Seriously, these are two really good and useful words, they should be more in circulation than they are.

That said, and I agree with you (except that I don't know Kant, so I can't agree with you on dat, due entirely to my huge ignorance).
I don’t know much about Kant either but it doesn’t take a great deal of study to get in tune with the main outlines of his thought…definitely worth knowing and still valid.
-1- wrote: Mon Nov 27, 2017 2:09 amBut there are some aspects in my life which are not concerned with god or spirituality, yet they are numinous.
I’ve long been convinced that god and the spirituality invoked by that concept are actually impediments to discovering and experiencing the numinous.
-1- wrote: Mon Nov 27, 2017 2:09 amFor instance, that I fully buy Ludwig van Beethoven's maxim, which went something like this (I can only find English translations of it, which bastardize the original, so the inaccurate version of my obscured memory I believe is just as good as any other English ones) :

"Music is the language of a world which understands us, but which we will never understand."
I think the quote you’re referring to is this one...
"Music is the one incorporeal entrance into the higher world of knowledge which comprehends mankind but which mankind cannot comprehend.”

...but to my mind a more profound expression of that is as Wagner symbolized in Parsifal who “is on his way to the temple of the Grail Knights and says: “I hardly move, yet far I seem to have come”, and the all-knowing Gurnemanz replies: “You see, my son, time turns here into space”.
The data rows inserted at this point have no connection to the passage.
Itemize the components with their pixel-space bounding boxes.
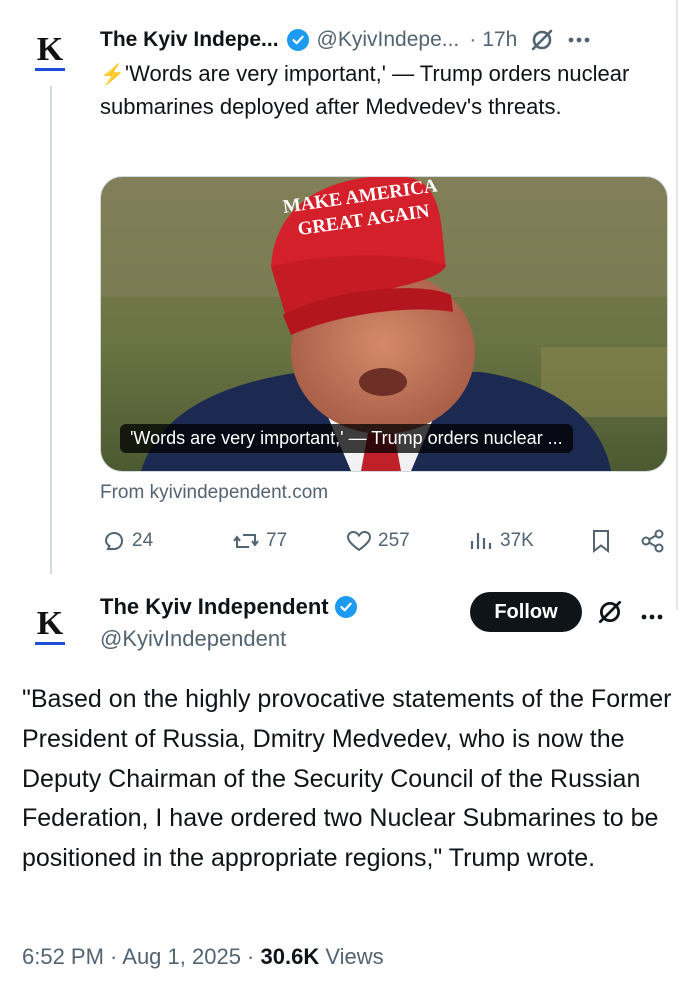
verified-badge-icon — [334, 596, 357, 618]
thread-line — [50, 86, 52, 574]
avatar[interactable]: K — [22, 22, 78, 78]
timestamp[interactable]: 17h — [482, 28, 517, 52]
views-total: 30.6K — [260, 944, 320, 969]
heart-icon — [346, 530, 372, 552]
follow-button[interactable]: Follow — [470, 592, 582, 632]
lightning-icon: ⚡ — [100, 64, 125, 86]
tweet-timestamp[interactable]: 6:52 PM · Aug 1, 2025 · — [22, 944, 254, 969]
share-button[interactable] — [640, 524, 672, 558]
repost-icon — [233, 534, 259, 548]
author-handle[interactable]: @KyivIndependent — [100, 626, 357, 652]
tweet-text: ⚡'Words are very important,' — Trump ord… — [100, 58, 640, 123]
grok-icon[interactable] — [529, 27, 555, 53]
repost-button[interactable]: 77 — [232, 524, 287, 558]
more-options-icon[interactable] — [567, 36, 591, 44]
author-handle[interactable]: @KyivIndepe... — [317, 28, 460, 52]
tweet-text: "Based on the highly provocative stateme… — [22, 685, 672, 873]
reply-button[interactable]: 24 — [102, 524, 153, 558]
separator-dot: · — [469, 28, 477, 51]
tweet-meta: 6:52 PM · Aug 1, 2025 · 30.6K Views — [22, 944, 384, 970]
kyiv-independent-logo: K — [34, 31, 66, 71]
author-name[interactable]: The Kyiv Independent — [100, 594, 329, 620]
link-card-caption[interactable]: 'Words are very important,' — Trump orde… — [120, 424, 573, 453]
kyiv-independent-logo: K — [34, 605, 66, 645]
tweet-actions: 24 77 257 37K — [100, 524, 670, 558]
grok-icon[interactable] — [596, 598, 624, 631]
like-count: 257 — [378, 530, 410, 551]
views-label: Views — [325, 944, 384, 969]
reply-count: 24 — [132, 530, 154, 551]
reply-icon — [104, 531, 124, 550]
link-card-source[interactable]: From kyivindependent.com — [100, 482, 328, 504]
tweet-header: The Kyiv Independent @KyivIndependent — [100, 594, 357, 652]
share-icon — [641, 529, 664, 553]
analytics-icon — [470, 533, 492, 549]
views-button[interactable]: 37K — [468, 524, 534, 558]
bookmark-icon — [593, 530, 609, 554]
avatar[interactable]: K — [22, 596, 78, 652]
author-name[interactable]: The Kyiv Indepe... — [100, 28, 279, 52]
tweet-header: The Kyiv Indepe... @KyivIndepe... · 17h — [100, 26, 670, 54]
repost-count: 77 — [266, 530, 288, 551]
scroll-edge — [676, 0, 678, 610]
views-count: 37K — [500, 530, 534, 551]
bookmark-button[interactable] — [590, 524, 618, 558]
like-button[interactable]: 257 — [346, 524, 410, 558]
verified-badge-icon — [286, 29, 309, 51]
tweet-text-body: 'Words are very important,' — Trump orde… — [100, 61, 630, 119]
more-options-icon[interactable] — [640, 608, 664, 626]
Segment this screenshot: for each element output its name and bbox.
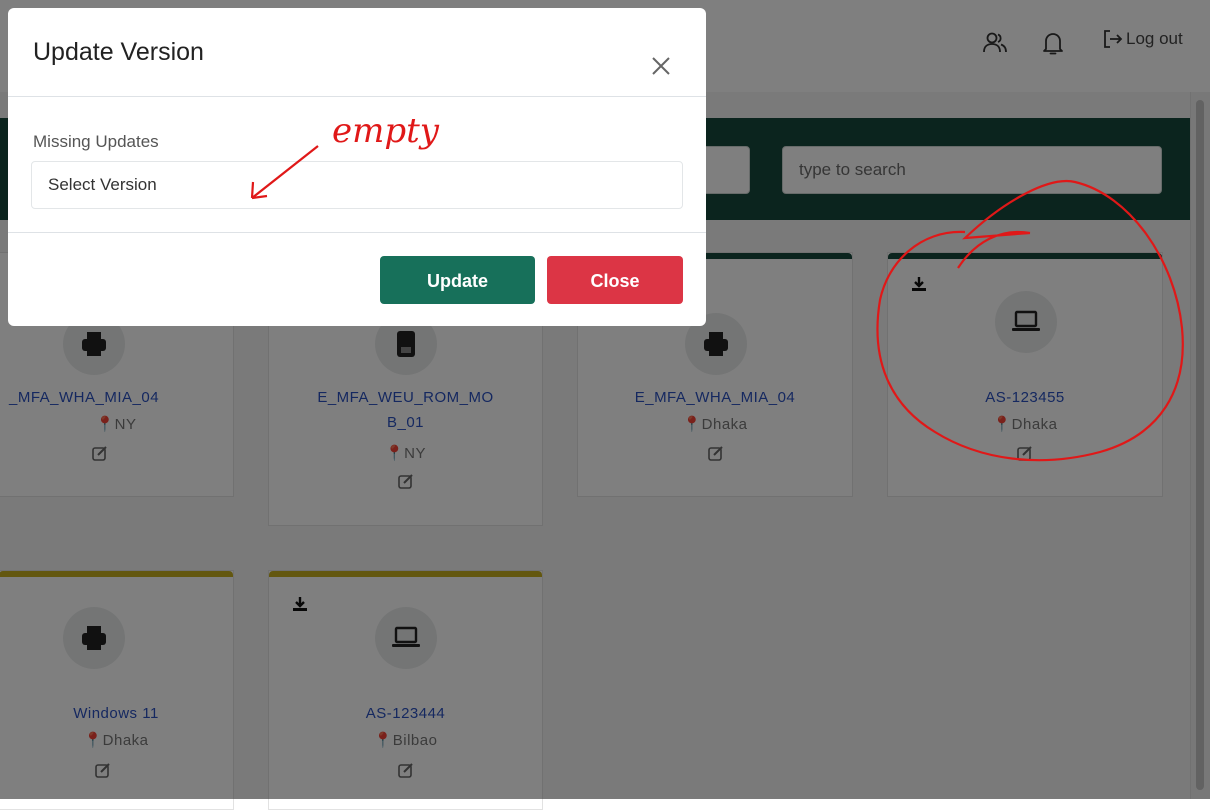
update-button[interactable]: Update: [380, 256, 535, 304]
missing-updates-label: Missing Updates: [33, 132, 159, 151]
version-select[interactable]: Select Version: [31, 161, 683, 209]
close-icon[interactable]: [648, 53, 674, 79]
modal-footer-divider: [8, 232, 706, 233]
device-dashboard: Log out type to search _MFA_WHA_MIA_04 📍…: [0, 0, 1210, 810]
modal-header-divider: [8, 96, 706, 97]
modal-title: Update Version: [33, 38, 204, 66]
close-button[interactable]: Close: [547, 256, 683, 304]
update-version-modal: Update Version Missing Updates Select Ve…: [8, 8, 706, 326]
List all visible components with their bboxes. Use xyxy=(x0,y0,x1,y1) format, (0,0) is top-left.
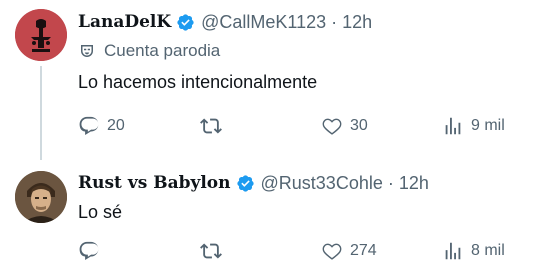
reply-button[interactable] xyxy=(78,238,107,264)
like-count: 30 xyxy=(350,117,368,134)
tweet[interactable]: Rust vs Babylon @Rust33Cohle · 12h Lo sé… xyxy=(0,162,552,272)
like-icon xyxy=(322,118,342,135)
views-button[interactable]: 9 mil xyxy=(442,113,505,139)
separator-dot: · xyxy=(387,172,394,193)
action-bar: 274 8 mil xyxy=(78,238,540,264)
tweet-text: Lo sé xyxy=(78,202,123,222)
like-icon xyxy=(322,243,342,260)
reply-icon xyxy=(79,116,99,136)
reply-button[interactable]: 20 xyxy=(78,113,125,139)
tweet[interactable]: LanaDelK @CallMeK1123 · 12h Cuenta parod… xyxy=(0,0,552,160)
tweet-text: Lo hacemos intencionalmente xyxy=(78,72,318,92)
thread-line xyxy=(40,66,42,160)
display-name[interactable]: LanaDelK xyxy=(78,12,171,32)
views-button[interactable]: 8 mil xyxy=(442,238,505,264)
verified-badge-icon xyxy=(236,174,255,193)
parody-label: Cuenta parodia xyxy=(78,40,220,62)
retweet-button[interactable] xyxy=(200,238,229,264)
views-icon xyxy=(445,242,461,260)
parody-mask-icon xyxy=(81,45,93,57)
handle[interactable]: @CallMeK1123 xyxy=(201,12,326,33)
like-button[interactable]: 274 xyxy=(321,238,377,264)
retweet-icon xyxy=(200,118,222,134)
tweet-header: Rust vs Babylon @Rust33Cohle · 12h xyxy=(78,170,429,196)
timestamp[interactable]: 12h xyxy=(399,173,429,194)
avatar[interactable] xyxy=(15,171,67,223)
avatar[interactable] xyxy=(15,9,67,61)
retweet-button[interactable] xyxy=(200,113,229,139)
separator-dot: · xyxy=(331,11,338,32)
reply-count: 20 xyxy=(107,117,125,134)
reply-icon xyxy=(79,241,99,261)
views-icon xyxy=(445,117,461,135)
action-bar: 20 30 9 mil xyxy=(78,113,540,139)
handle[interactable]: @Rust33Cohle xyxy=(261,173,383,194)
like-button[interactable]: 30 xyxy=(321,113,368,139)
retweet-icon xyxy=(200,243,222,259)
views-count: 9 mil xyxy=(471,117,505,134)
like-count: 274 xyxy=(350,242,377,259)
tweet-header: LanaDelK @CallMeK1123 · 12h xyxy=(78,9,372,35)
views-count: 8 mil xyxy=(471,242,505,259)
display-name[interactable]: Rust vs Babylon xyxy=(78,173,231,193)
timestamp[interactable]: 12h xyxy=(342,12,372,33)
parody-label-text: Cuenta parodia xyxy=(104,41,221,60)
verified-badge-icon xyxy=(176,13,195,32)
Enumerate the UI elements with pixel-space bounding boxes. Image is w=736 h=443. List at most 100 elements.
An example of how music can hold time in suspension to reveal that which earns for release would be something like this…https://www.youtube.com/watch?v=9680zhMmIqM

The numinous reveals itself as an inflation of feeling which anchors the moment causing time to compress blending itself into space; it inverts time, so to speak, to make the “outer reaches of inner space”, (to slightly paraphrase Joseph Campbell), much more palpable. In fewer words, the numinous is an instance of psychic compression music being one its most potent catalysts.